Kent School and Mercersburg Academy Host Longest Ever SEA Summer Camps

From July 8 to August 1, 20 of SEA’s middle school students participated in the Summer Academy, a new, intensive four-week camp that took place in Kent, Connecticut. SEA’s longest summer experience to date, the camp provided highly motivated and engaged seventh and eight graders with the opportunity to improve their squash game and fitness skills, work on math, reading, and writing, and connect with peers from across the country. 

With the majority of students having spent the year doing virtual schooling and limited in-person engagements, SEA was eager to create safe opportunities for participants in our network to return to the squash court and the classroom together. 

“What I’ve enjoyed most at camp is being able to meet new people, play squash, and have a lot of fun,” said Squash Haven participant Adiel. “Since it’s been a year due to Covid, getting back on the court, getting my muscles activated…it’s been really fun for me.”

We were fortunate to host the program at Kent School, allowing our group to create a Covid-free pod. Our students slept in the dorms, ate in the dining hall, trained in Kent’s eight-court squash facility, and enjoyed time outside on the beautiful rural campus. As a part of the academic curriculum, students read and discussed Jason Reynold’s novel Ghost and had daily humanities and math lessons.

CitySquash alumnus and incoming Chatham University varsity coach Chris Fernandez led the squash training at Kent, with support from college players Sahari Lopez (Trinity) and Zachary Hollander (Dickinson). StreetSquash alumnus Raheem Logan served as Camp Director.  April Pendergast, Kent’s Learning Specialist and ELL Literature Instructor, and Randee Johnson, a math teacher at Booker T. Washington Middle School, oversaw the camp’s academic program.

The experience was made possible by our generous camp sponsor, the Robertson Foundation. SEA Board Member Sarah Robertson and her husband Spencer (pictured left with CitySquash student Boubacar) helped plan the camp and even paid a visit to Connecticut to see it in action. “The kids were having a terrific time, putting in a lot of effort, and getting the most out of every aspect of the camp,” Sarah said.

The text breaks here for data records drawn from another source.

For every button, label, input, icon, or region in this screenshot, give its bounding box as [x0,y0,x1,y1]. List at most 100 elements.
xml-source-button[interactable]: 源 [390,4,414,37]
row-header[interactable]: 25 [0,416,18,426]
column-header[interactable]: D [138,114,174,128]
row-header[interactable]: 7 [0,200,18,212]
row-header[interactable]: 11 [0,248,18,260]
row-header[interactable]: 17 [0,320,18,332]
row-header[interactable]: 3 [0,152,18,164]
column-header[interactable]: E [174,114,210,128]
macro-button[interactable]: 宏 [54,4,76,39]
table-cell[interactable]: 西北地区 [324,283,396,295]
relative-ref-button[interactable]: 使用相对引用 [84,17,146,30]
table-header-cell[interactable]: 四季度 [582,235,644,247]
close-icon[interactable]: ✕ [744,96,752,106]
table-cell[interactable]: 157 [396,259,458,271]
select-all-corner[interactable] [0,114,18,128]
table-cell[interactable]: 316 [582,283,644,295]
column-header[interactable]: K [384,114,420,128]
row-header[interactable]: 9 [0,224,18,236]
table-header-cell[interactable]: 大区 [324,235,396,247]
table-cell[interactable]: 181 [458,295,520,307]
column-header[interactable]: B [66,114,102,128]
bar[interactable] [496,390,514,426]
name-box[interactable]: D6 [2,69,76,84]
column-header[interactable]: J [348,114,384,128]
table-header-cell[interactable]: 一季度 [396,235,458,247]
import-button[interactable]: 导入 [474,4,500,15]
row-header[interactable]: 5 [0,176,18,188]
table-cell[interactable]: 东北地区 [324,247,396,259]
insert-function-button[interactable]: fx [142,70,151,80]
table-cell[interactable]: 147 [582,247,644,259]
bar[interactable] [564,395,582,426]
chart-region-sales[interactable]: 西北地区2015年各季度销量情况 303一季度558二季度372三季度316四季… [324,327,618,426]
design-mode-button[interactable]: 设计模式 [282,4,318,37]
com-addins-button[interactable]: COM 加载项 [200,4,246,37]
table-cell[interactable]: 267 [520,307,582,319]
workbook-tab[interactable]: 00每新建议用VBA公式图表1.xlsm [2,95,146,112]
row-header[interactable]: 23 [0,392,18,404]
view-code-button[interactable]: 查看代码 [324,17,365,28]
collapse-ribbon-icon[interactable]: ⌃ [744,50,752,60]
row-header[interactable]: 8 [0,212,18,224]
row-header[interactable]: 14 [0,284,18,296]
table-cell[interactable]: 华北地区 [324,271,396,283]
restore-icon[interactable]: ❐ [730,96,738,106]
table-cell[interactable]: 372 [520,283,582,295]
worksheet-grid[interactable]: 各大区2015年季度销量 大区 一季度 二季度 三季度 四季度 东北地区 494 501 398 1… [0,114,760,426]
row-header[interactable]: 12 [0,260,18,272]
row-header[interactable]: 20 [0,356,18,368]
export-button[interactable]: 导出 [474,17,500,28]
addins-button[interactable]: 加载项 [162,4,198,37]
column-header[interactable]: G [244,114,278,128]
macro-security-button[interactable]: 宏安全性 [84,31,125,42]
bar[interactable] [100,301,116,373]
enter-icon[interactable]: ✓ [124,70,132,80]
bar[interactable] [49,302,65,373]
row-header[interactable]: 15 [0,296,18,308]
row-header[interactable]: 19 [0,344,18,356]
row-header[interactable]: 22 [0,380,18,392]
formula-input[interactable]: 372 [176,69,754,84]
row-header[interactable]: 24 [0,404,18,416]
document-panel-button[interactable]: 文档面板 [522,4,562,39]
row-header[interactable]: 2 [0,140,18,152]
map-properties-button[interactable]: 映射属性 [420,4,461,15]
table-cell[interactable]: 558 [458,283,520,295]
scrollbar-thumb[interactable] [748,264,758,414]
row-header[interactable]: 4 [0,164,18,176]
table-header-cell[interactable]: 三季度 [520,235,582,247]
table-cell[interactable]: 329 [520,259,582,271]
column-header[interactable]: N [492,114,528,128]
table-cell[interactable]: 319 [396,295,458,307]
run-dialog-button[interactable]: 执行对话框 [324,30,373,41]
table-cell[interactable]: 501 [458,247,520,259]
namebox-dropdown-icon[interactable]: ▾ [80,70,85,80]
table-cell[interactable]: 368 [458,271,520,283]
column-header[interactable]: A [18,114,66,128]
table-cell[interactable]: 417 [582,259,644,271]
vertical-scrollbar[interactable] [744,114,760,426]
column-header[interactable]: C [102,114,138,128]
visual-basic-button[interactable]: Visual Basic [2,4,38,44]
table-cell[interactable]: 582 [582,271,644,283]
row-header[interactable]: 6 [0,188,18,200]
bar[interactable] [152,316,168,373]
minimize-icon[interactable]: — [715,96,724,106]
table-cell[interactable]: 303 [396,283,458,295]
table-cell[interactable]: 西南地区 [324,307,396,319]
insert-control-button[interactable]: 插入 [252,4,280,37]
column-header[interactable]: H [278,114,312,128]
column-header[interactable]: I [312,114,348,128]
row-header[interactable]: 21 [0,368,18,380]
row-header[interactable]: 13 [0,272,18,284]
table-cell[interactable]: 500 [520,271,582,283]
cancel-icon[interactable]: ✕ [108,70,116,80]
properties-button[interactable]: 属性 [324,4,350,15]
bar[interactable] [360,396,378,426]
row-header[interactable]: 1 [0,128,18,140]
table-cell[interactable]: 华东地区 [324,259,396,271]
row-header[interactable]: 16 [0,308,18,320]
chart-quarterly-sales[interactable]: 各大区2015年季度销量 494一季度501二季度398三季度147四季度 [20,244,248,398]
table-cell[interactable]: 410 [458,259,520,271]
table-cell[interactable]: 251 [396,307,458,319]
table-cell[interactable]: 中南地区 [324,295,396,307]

“SEA is deeply grateful to the Robertson family,” said SEA Executive Director Tim Wyant. “Sarah and Spencer were determined to make sure that SEA’s in-person programming would return this summer and that our students would have the opportunity to challenge themselves academically and athletically. They spent a full year working with us to design our camps and what resulted was extraordinary. In a time that has been defined by uncertainty, the Robertsons were unwavering.”

At the same time that the Summer Academy took place,  SEA ran a three-week camp for 18 high school students at Mercersburg Academy in southern Pennsylvania. While on campus, the group trained twice daily with PSA Player Mark Broekman and had reading and writing classes. The group read Angie Thomas’s novel The Hate U Give and Beasts Made of Night by Tochi Onyebuchi. 

The Mercersburg camp was led with help from SEA alumni Victoria Haghighi, Quinlan Jeudy, and Dubois Stewart, SEA Director of Equity and Opportunity Monete Johnson, and  Todd McGuire, an English teacher and soccer coach at Mercersburg.

“After a 16 month hiatus, it was refreshing and inspiring to see SEA students back on the squash court training, learning, having fun, and making everlasting bonds,” said SEA’s Director of Squash Edgardo Gonzalez, who oversaw the planning and execution of both experiences. “The Summer Academy and Mercersburg Camp were uncharted territories for SEA but created an extraordinary opportunity like no other for the students in our network. I look forward to SEA having similar camps in the future that will only become bigger and better.”

Many thanks to the Robertson Foundation and everyone in the Kent and Mercersburg communities who helped make the camps possible!